I look back over my practice as it has evolved, and I have consistently kept data since inception. I have followed the trends of the business through the use of this data and used it as a living history of my practice. Recently, I have been faced with some decisions related to the next steps in my practice that have forced me to really evaluate the way I collect and analyze data. I have given careful consideration to how much data and which metrics I was using to guide my decisions as a practice owner. I found myself paralyzed because of the sheer volume of data available and needed to step back and really look at which metrics I needed to base my decisions on. It provided me with clarity on how to define key metrics I needed and let go of extraneous data as well as inaccurate data that clouded decision making.

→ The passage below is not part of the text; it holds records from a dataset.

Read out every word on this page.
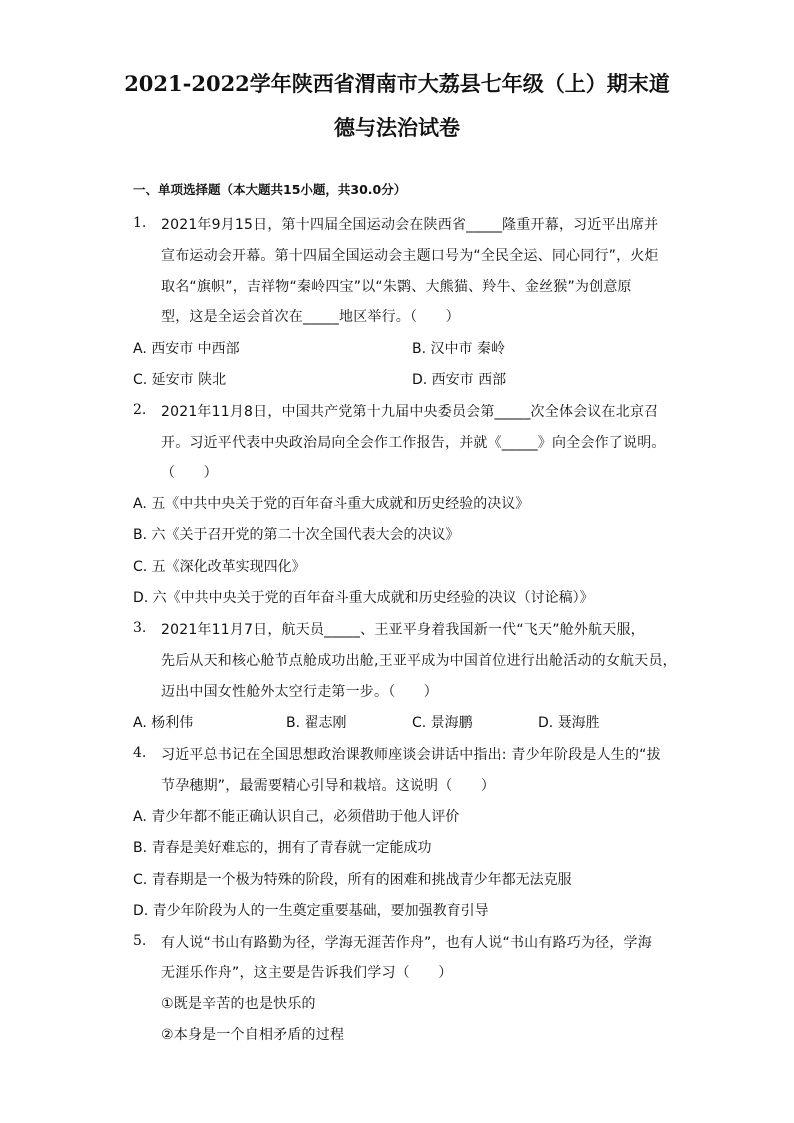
2021-2022学年陕西省渭南市大荔县七年级（上）期末道
德与法治试卷
一、单项选择题（本大题共15小题，共30.0分）
1. 2021年9月15日，第十四届全国运动会在陕西省_____隆重开幕，习近平出席并
宣布运动会开幕。第十四届全国运动会主题口号为“全民全运、同心同行”，火炬
取名“旗帜”，吉祥物“秦岭四宝”以“朱鹮、大熊猫、羚牛、金丝猴”为创意原
型，这是全运会首次在_____地区举行。（　　）
A. 西安市 中西部	B. 汉中市 秦岭
C. 延安市 陕北	D. 西安市 西部
2. 2021年11月8日，中国共产党第十九届中央委员会第_____次全体会议在北京召
开。习近平代表中央政治局向全会作工作报告，并就《_____》向全会作了说明。
（　　）
A. 五《中共中央关于党的百年奋斗重大成就和历史经验的决议》
B. 六《关于召开党的第二十次全国代表大会的决议》
C. 五《深化改革实现四化》
D. 六《中共中央关于党的百年奋斗重大成就和历史经验的决议（讨论稿）》
3. 2021年11月7日，航天员_____、王亚平身着我国新一代“飞天”舱外航天服，
先后从天和核心舱节点舱成功出舱,王亚平成为中国首位进行出舱活动的女航天员，
迈出中国女性舱外太空行走第一步。（　　）
A. 杨利伟	B. 翟志刚	C. 景海鹏	D. 聂海胜
4. 习近平总书记在全国思想政治课教师座谈会讲话中指出: 青少年阶段是人生的“拔
节孕穗期”，最需要精心引导和栽培。这说明（　　）
A. 青少年都不能正确认识自己，必须借助于他人评价
B. 青春是美好难忘的，拥有了青春就一定能成功
C. 青春期是一个极为特殊的阶段，所有的困难和挑战青少年都无法克服
D. 青少年阶段为人的一生奠定重要基础，要加强教育引导
5. 有人说“书山有路勤为径，学海无涯苦作舟”，也有人说“书山有路巧为径，学海
无涯乐作舟”，这主要是告诉我们学习（　　）
①既是辛苦的也是快乐的
②本身是一个自相矛盾的过程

Technology allows us to pull and store data, but we still need to know what questions to ask and how to interpret the data. The data we collect from our business is similar to the data we collect on an evaluation when we first see a patient. We start to paint a picture and ask follow-up questions, which lead to collecting more information to fill in the missing parts of the picture. We do the same things with our business. As we discover the relevant data to measure our outcomes and answer business questions, we begin to see pattern recognition just as we do with our patients. Good data does not lie and will hold us accountable to the decisions we have made and will make about our practice. Data can remove the emotional bias we may have as we approach decisions.
The articles in this issue will help guide you to determine what questions you should be asking. They can give you a starting point to see if the systems you have in place are getting you the information you need or if it’s time to revise or revamp the system. I know that in patient care it’s easy to get into a rut. When I go to a conference or am taking a continuing education course, I am able to add new tools or see a different perspective so that I can ask the important questions. My hope is that the articles this month help you to take a step away from any potential ruts you have been in with your business and look at it from a different perspective so you can adjust the systems you have in place and better manage the information you keep on your practice.